Two unusual nanosized Nd3+-substituted selenotungstate aggregates simultaneously comprising lacunary Keggin and Dawson polyoxotungstate segments.

Abstract

Two unique nanosized Nd3+-substituted selenotungstates Na9K8{[W3Nd2(H2O)3(NO3)O6](B-α-SeW9O33)2(α-Se2W14O52)}·35H2O (1) and [H2N(CH3)2]7H9Na4{[W2Nd2(H2O)8O6(OH)2(β-Se2W14O52)][W3Nd2(H2O)6O7(B-α-SeW9O33)2]2}·84H2O (2) were prepared by reacting NaSeO3, Na2WO4·2H2O with Nd(NO3)3·6H2O in aqueous solution by controlling different cations and pH values. 1 was synthesized at pH = 4.3 in the presence of KCl, whereas 2 was synthesized at pH = 3.0 in the presence of [H2N(CH3)2]·Cl.
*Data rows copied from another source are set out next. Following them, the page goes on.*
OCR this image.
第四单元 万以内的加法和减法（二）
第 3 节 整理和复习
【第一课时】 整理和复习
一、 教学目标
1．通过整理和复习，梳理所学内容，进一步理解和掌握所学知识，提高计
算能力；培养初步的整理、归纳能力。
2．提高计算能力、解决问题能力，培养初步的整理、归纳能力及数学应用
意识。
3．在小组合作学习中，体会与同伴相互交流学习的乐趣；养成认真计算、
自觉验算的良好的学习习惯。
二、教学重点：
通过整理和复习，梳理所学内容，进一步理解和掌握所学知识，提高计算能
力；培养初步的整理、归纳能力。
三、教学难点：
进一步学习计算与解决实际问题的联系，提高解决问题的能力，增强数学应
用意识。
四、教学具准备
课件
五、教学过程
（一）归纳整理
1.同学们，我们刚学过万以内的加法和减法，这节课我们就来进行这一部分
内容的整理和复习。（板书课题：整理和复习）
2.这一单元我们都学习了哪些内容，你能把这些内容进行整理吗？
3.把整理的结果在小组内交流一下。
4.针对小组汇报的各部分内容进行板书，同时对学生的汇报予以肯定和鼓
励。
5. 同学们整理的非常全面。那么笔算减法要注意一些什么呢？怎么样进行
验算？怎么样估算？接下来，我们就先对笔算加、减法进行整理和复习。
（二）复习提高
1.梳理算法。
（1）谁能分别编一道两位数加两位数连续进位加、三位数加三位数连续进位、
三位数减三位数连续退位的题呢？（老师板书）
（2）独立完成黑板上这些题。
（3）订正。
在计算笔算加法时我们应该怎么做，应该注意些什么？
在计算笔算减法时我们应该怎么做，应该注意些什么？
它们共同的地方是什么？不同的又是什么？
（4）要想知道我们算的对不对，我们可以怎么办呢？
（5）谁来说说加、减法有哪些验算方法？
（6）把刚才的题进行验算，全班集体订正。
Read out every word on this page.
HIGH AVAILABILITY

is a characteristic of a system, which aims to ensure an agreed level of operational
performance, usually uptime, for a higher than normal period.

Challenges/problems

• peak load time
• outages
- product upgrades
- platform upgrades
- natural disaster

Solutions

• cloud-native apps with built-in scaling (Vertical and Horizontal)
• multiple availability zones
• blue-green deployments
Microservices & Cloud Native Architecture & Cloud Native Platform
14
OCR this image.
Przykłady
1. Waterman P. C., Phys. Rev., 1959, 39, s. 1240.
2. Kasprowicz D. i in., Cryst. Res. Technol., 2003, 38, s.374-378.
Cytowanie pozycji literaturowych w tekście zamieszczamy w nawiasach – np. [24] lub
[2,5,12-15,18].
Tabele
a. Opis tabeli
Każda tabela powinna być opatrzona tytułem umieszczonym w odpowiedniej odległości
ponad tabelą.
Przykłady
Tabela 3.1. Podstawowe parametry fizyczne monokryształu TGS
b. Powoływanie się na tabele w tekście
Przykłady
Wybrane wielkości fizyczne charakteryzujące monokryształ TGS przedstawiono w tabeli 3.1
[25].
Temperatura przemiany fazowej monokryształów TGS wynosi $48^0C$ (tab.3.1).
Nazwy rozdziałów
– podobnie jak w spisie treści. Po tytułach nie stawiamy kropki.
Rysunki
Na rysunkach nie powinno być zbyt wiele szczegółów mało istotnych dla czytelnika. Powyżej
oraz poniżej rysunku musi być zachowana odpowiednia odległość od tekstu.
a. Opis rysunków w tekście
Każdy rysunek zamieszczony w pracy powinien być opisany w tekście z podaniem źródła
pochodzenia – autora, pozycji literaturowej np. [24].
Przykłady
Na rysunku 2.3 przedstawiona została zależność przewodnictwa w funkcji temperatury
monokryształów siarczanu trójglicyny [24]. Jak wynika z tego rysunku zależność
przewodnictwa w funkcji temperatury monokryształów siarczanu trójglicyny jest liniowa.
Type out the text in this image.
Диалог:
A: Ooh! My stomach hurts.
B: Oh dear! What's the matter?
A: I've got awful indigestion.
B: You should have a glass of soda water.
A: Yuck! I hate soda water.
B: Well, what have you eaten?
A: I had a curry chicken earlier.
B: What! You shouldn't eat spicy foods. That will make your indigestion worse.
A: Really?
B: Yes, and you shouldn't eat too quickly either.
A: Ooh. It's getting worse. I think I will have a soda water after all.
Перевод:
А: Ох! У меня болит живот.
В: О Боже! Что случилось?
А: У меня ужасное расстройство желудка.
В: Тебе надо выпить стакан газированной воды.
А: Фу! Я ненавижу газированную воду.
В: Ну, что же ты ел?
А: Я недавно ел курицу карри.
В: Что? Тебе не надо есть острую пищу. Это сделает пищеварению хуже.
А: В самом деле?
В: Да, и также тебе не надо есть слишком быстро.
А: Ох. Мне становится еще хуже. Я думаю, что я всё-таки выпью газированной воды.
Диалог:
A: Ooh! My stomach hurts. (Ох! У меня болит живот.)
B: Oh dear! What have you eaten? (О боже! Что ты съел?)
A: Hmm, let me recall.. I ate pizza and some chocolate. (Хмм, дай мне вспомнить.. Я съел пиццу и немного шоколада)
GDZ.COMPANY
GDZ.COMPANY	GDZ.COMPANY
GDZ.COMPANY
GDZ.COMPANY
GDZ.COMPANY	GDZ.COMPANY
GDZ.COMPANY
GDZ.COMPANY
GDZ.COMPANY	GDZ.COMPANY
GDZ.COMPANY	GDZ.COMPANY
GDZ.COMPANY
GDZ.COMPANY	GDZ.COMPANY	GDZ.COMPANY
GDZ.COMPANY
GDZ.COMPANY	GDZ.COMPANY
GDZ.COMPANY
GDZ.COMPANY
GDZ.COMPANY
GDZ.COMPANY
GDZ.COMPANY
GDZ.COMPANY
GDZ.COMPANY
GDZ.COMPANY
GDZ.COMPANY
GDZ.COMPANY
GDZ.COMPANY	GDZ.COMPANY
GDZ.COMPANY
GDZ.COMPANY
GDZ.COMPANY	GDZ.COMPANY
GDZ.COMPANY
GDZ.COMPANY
The most striking structural feature of 1 and 2 is the coexistence of vacant Keggin and Dawson segments in the polyoxoanion, which is extremely rare in the field of polyoxometalate chemistry. The trimeric polyoxoanion of 1 can be perceived as a fusion of one α-type tetravacant Dawson [α-Se2W14O52]14- unit and two trivacant Keggin [B-α-SeW9O33]8- segments sealing a trigonal bipyramid pentanuclear [W3Nd2(H2O)3(NO3)O6]11+ cluster, while the pentameric polyoxoanion of 2 can be described as one β-type tetravacant Dawson [β-Se2W14O52]14- fragment and four trivacant Keggin [B-α-SeW9O33]8- segments anchoring a saddle-shaped [W8Nd6(H2O)20O20(OH)2]24+ cluster. In addition, the measurements of catalytic oxidation of aromatic thioethers show that 2 as a catalyst possesses extremely outstanding catalytic performance under mild reaction conditions.